Common Types of EGFR Mutations
The most prevalent and clinically significant EGFR mutations are known as “classic” activating mutations. These include deletions within exon 19 and the L858R point mutation in exon 21. Exon 19 deletions are typically found in about 45-50% of classic EGFR-mutated NSCLC cases, while the L858R mutation accounts for approximately 40-45%. Both types lead to increased activation of the EGFR pathway, promoting tumor growth.
Other important types of EGFR mutations also exist, though they may respond differently to therapies. Exon 20 insertions represent about 4-12% of all EGFR mutations in NSCLC and often present a challenge for older targeted treatments. These specific insertions, such as A763_Y764insFQEA, create unique structural changes in the receptor. Their distinct molecular configuration reduces their sensitivity to first- and second-generation tyrosine kinase inhibitors.
Another notable mutation is T790M, which typically arises after initial treatment with EGFR-targeted therapies. This mutation, located in exon 20, acts as a common mechanism of acquired resistance, developing in tumor cells over time. The T790M mutation reduces the binding affinity of earlier targeted drugs, allowing cancer cells to resume uncontrolled growth. Detecting this mutation indicates a need for different therapeutic strategies.
Testing for EGFR Mutations
Identifying EGFR mutations is an important step in determining appropriate treatment strategies for patients, particularly those with non-small cell lung cancer. Doctors utilize diagnostic methods to detect these genetic changes within tumor cells. This testing confirms if a patient is a candidate for targeted therapies designed to block the mutated EGFR protein.
One method for mutation detection is tissue biopsy, where a small sample of tumor tissue is removed. This sample is sent to a laboratory for genetic analysis, often using next-generation sequencing. Tissue biopsies provide a direct analysis of the tumor’s genetic makeup, offering comprehensive mutation profiling. However, they are invasive procedures and may not always be feasible due to tumor location or patient health.

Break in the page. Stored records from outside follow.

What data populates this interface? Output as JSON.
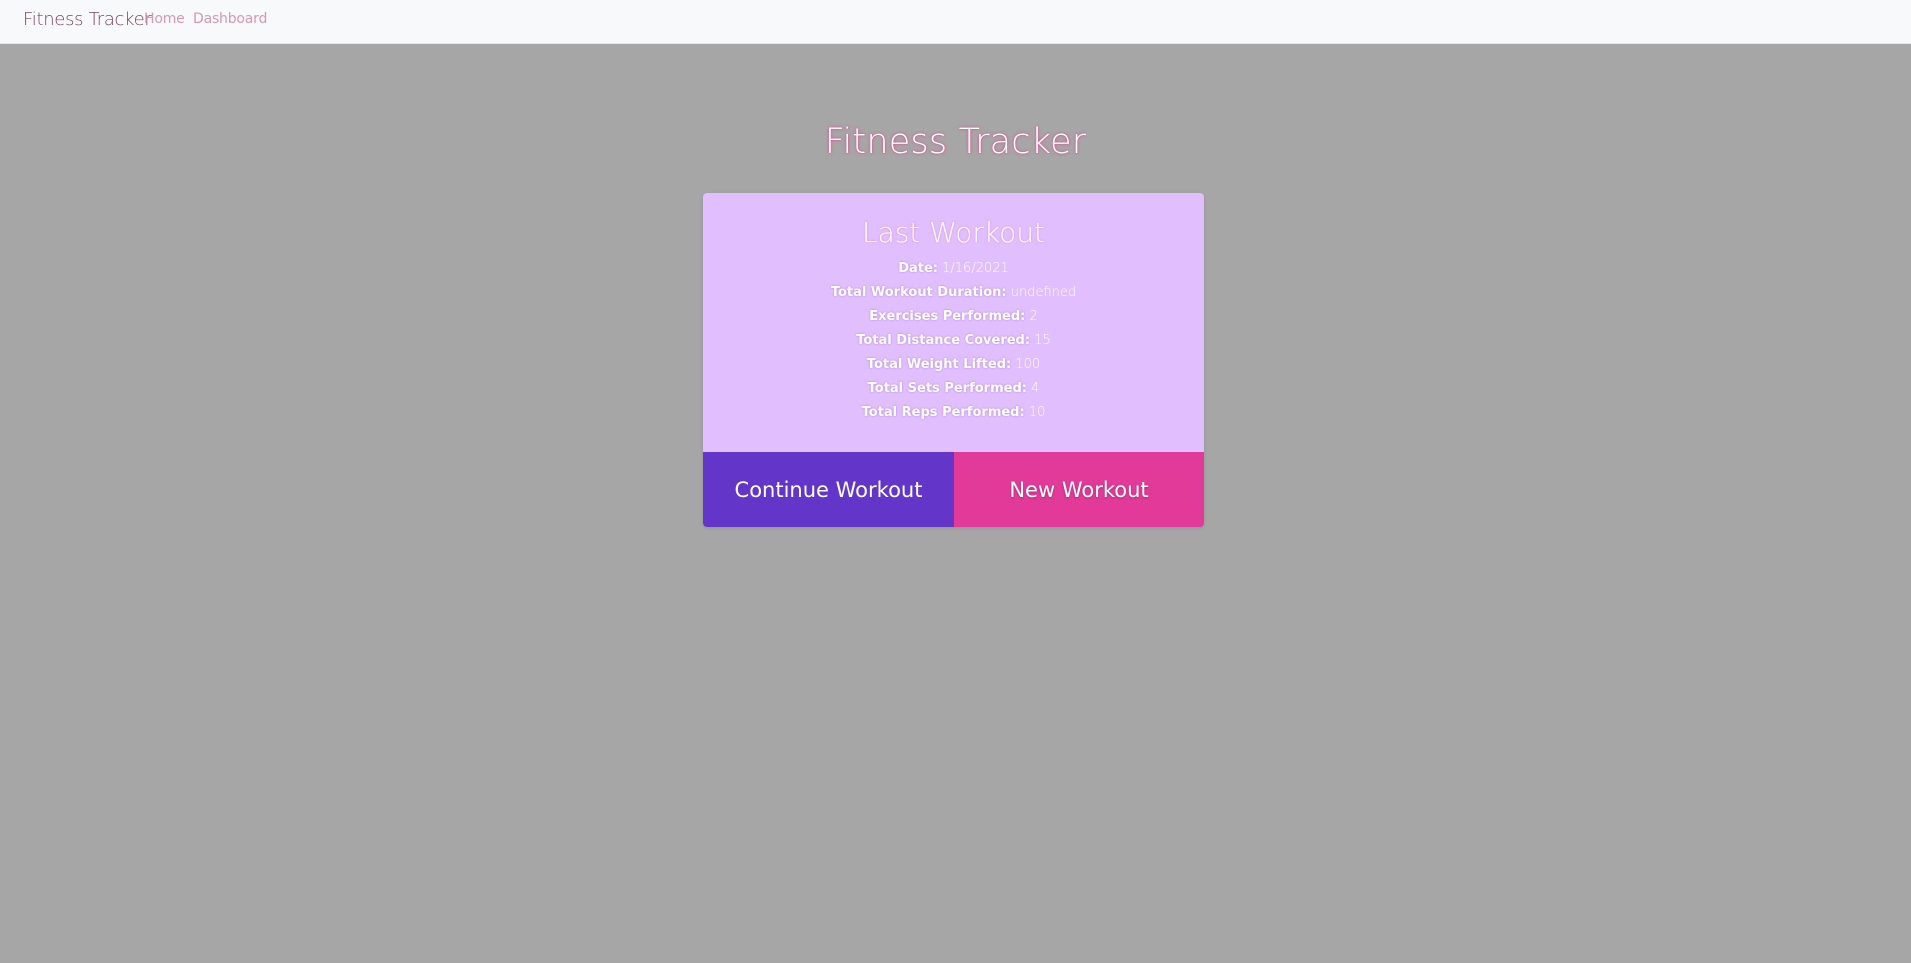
{
  "navbar": {
    "brand": "Fitness Tracker",
    "links": [
      {
        "label": "Home"
      },
      {
        "label": "Dashboard"
      }
    ]
  },
  "page": {
    "title": "Fitness Tracker"
  },
  "card": {
    "heading": "Last Workout",
    "stats": [
      {
        "label": "Date:",
        "value": "1/16/2021"
      },
      {
        "label": "Total Workout Duration:",
        "value": "undefined"
      },
      {
        "label": "Exercises Performed:",
        "value": "2"
      },
      {
        "label": "Total Distance Covered:",
        "value": "15"
      },
      {
        "label": "Total Weight Lifted:",
        "value": "100"
      },
      {
        "label": "Total Sets Performed:",
        "value": "4"
      },
      {
        "label": "Total Reps Performed:",
        "value": "10"
      }
    ],
    "buttons": {
      "continue_label": "Continue Workout",
      "new_label": "New Workout"
    }
  },
  "colors": {
    "background": "#a6a6a6",
    "navbar": "#f8f9fa",
    "card": "#e1bfff",
    "continue_button": "#6336c9",
    "new_button": "#e13a99"
  }
}
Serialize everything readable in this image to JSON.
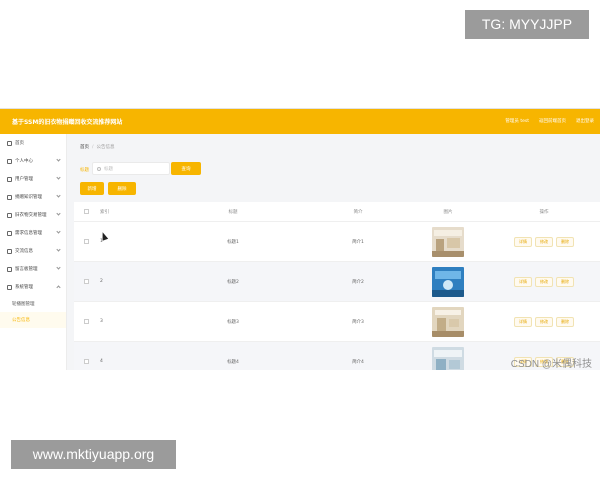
{
  "watermarks": {
    "top": "TG: MYYJJPP",
    "bottom": "www.mktiyuapp.org",
    "csdn": "CSDN @米偶科技"
  },
  "app": {
    "title": "基于SSM的旧衣物捐赠回收交流推荐网站",
    "top_links": [
      "管理员 test",
      "返回前端首页",
      "退出登录"
    ]
  },
  "sidebar": {
    "items": [
      {
        "label": "首页",
        "icon": "home-icon"
      },
      {
        "label": "个人中心",
        "icon": "user-icon"
      },
      {
        "label": "用户管理",
        "icon": "users-icon"
      },
      {
        "label": "捐赠知识管理",
        "icon": "book-icon"
      },
      {
        "label": "旧衣物交易管理",
        "icon": "shirt-icon"
      },
      {
        "label": "需求信息管理",
        "icon": "list-icon"
      },
      {
        "label": "交流信息",
        "icon": "chat-icon"
      },
      {
        "label": "留言板管理",
        "icon": "message-icon"
      },
      {
        "label": "系统管理",
        "icon": "gear-icon"
      }
    ],
    "subitems": [
      {
        "label": "轮播图管理",
        "active": false
      },
      {
        "label": "公告信息",
        "active": true
      }
    ]
  },
  "breadcrumb": {
    "home": "首页",
    "current": "公告信息"
  },
  "search": {
    "label": "标题",
    "placeholder": "标题",
    "query_button": "查询"
  },
  "actions": {
    "add": "新增",
    "delete": "删除"
  },
  "table": {
    "headers": {
      "index": "索引",
      "title": "标题",
      "brief": "简介",
      "image": "图片",
      "ops": "操作"
    },
    "rows": [
      {
        "index": "1",
        "title": "标题1",
        "brief": "简介1",
        "thumb_color": "#c9b79a"
      },
      {
        "index": "2",
        "title": "标题2",
        "brief": "简介2",
        "thumb_color": "#3a8fd0"
      },
      {
        "index": "3",
        "title": "标题3",
        "brief": "简介3",
        "thumb_color": "#c8b28c"
      },
      {
        "index": "4",
        "title": "标题4",
        "brief": "简介4",
        "thumb_color": "#9ab7c9"
      }
    ],
    "op_labels": [
      "详情",
      "修改",
      "删除"
    ]
  },
  "colors": {
    "accent": "#f7b500"
  }
}
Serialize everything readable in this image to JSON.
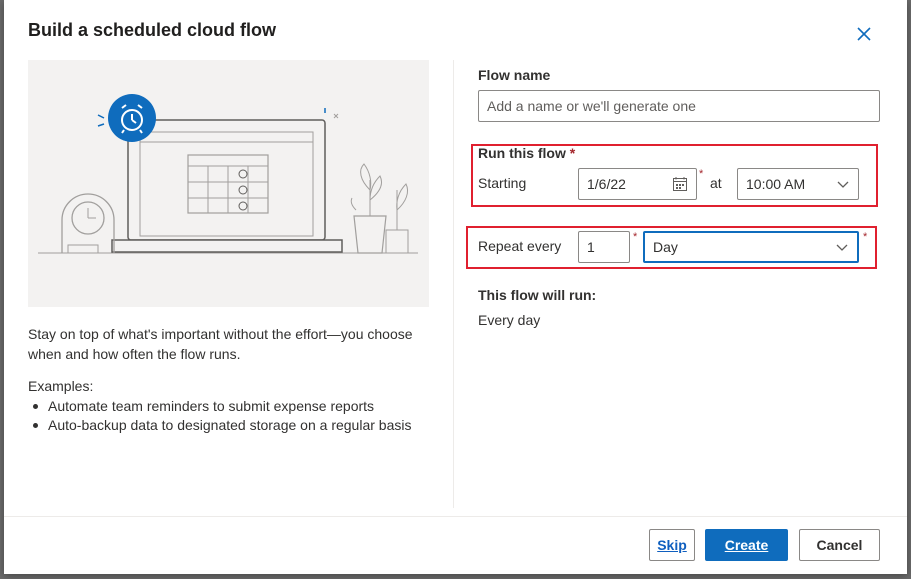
{
  "dialog": {
    "title": "Build a scheduled cloud flow",
    "close_icon": "close-icon"
  },
  "left": {
    "description": "Stay on top of what's important without the effort—you choose when and how often the flow runs.",
    "examples_label": "Examples:",
    "examples": [
      "Automate team reminders to submit expense reports",
      "Auto-backup data to designated storage on a regular basis"
    ]
  },
  "form": {
    "flow_name_label": "Flow name",
    "flow_name_placeholder": "Add a name or we'll generate one",
    "run_this_flow_label": "Run this flow",
    "required_mark": "*",
    "starting_label": "Starting",
    "start_date": "1/6/22",
    "at_label": "at",
    "start_time": "10:00 AM",
    "repeat_every_label": "Repeat every",
    "repeat_interval": "1",
    "repeat_unit": "Day",
    "summary_label": "This flow will run:",
    "summary_value": "Every day"
  },
  "footer": {
    "skip_label": "Skip",
    "create_label": "Create",
    "cancel_label": "Cancel"
  },
  "colors": {
    "accent": "#0f6cbd",
    "highlight_box": "#e0202f",
    "illustration_bg": "#f3f2f1"
  }
}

An alternative is a liquid biopsy, which analyzes a blood sample for circulating tumor DNA (ctDNA). Tumor cells release DNA fragments into the bloodstream, which can be detected and analyzed for specific mutations. Liquid biopsies are less invasive than tissue biopsies and can be performed more frequently to monitor treatment response or detect acquired resistance mutations like T790M. While convenient, liquid biopsies may have lower sensitivity compared to tissue samples, especially if the tumor burden is small.
Targeted Therapies for EGFR-Positive Cancers
Targeted therapies represent an advancement in cancer treatment, differing from traditional chemotherapy by focusing on specific molecular pathways that drive cancer growth. For EGFR-positive cancers, these therapies aim to block the aberrant signals originating from the mutated EGFR protein. This precise approach leads to fewer side effects compared to chemotherapy, which broadly attacks all rapidly dividing cells.

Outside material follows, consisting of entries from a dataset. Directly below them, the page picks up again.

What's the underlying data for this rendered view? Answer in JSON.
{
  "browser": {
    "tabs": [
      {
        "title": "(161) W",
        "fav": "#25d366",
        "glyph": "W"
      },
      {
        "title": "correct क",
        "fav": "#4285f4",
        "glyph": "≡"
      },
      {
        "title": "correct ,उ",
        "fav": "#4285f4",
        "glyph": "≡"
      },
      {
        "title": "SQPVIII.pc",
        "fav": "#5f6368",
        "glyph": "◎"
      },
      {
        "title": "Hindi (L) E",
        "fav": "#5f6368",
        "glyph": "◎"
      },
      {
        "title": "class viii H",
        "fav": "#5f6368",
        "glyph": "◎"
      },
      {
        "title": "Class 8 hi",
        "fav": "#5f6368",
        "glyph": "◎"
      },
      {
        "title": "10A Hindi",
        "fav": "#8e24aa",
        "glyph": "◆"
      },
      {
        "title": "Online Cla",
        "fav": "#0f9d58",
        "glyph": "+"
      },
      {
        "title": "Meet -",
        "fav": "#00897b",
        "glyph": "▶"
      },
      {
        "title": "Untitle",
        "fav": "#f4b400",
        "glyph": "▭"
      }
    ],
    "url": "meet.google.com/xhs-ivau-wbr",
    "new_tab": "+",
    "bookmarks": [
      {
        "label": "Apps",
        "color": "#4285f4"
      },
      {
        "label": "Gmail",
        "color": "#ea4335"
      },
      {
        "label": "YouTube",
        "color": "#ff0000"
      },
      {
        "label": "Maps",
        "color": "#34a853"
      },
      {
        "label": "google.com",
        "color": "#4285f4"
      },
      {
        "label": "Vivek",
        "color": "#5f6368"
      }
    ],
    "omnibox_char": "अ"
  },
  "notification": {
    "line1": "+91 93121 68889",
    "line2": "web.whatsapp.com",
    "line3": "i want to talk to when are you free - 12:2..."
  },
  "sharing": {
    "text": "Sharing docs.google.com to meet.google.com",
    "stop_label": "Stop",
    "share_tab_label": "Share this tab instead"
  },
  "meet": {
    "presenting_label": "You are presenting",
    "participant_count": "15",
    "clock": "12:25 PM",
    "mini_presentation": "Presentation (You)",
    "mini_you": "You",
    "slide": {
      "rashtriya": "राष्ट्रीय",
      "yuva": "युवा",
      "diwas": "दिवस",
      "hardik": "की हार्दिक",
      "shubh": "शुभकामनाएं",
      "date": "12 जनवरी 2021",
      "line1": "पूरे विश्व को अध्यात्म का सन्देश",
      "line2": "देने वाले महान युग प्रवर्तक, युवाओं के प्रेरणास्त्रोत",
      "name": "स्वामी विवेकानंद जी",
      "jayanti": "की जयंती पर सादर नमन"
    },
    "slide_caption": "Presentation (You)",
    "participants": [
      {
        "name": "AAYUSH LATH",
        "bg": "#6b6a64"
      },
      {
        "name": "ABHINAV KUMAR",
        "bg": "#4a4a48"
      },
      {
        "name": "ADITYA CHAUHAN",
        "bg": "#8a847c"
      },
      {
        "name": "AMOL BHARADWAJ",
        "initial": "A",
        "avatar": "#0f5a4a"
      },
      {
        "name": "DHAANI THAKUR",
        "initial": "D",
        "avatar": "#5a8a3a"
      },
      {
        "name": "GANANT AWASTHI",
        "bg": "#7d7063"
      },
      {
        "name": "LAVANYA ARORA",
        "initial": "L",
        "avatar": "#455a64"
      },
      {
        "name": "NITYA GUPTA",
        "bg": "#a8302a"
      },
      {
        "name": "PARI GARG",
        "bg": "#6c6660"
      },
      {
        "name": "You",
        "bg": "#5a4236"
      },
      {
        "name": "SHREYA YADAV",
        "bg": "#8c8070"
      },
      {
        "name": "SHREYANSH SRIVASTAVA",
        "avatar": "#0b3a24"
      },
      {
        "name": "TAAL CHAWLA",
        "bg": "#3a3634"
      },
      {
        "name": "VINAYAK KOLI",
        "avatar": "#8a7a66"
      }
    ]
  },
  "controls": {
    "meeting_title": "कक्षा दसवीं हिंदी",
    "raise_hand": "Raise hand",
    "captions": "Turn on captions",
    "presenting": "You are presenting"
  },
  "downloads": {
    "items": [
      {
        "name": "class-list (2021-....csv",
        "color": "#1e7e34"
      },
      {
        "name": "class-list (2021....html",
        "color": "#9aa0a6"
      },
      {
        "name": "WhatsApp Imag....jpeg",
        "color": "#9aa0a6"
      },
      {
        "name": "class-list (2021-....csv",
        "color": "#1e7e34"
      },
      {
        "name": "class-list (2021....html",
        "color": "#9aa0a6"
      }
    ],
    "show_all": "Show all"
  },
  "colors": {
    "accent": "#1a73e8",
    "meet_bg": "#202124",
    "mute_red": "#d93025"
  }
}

Tyrosine Kinase Inhibitors (TKIs) are the primary class of drugs used for EGFR-mutated non-small cell lung cancer. These medications bind to the ATP-binding pocket of the EGFR protein, preventing the signaling pathway from activating. By blocking this “on” switch, TKIs inhibit the uncontrolled growth and division of cancer cells. The effectiveness of different TKIs can vary based on the specific EGFR mutation present.
Examples of TKIs include gefitinib and erlotinib, which were first-generation drugs effective against classic mutations like Exon 19 deletions and L858R. Osimertinib is a third-generation TKI with broader efficacy. It is effective in treating cancers with the T790M resistance mutation, which develops after initial TKI treatment. Osimertinib also demonstrates activity against the original Exon 19 deletions and L858R mutations, making it a preferred initial treatment in many cases.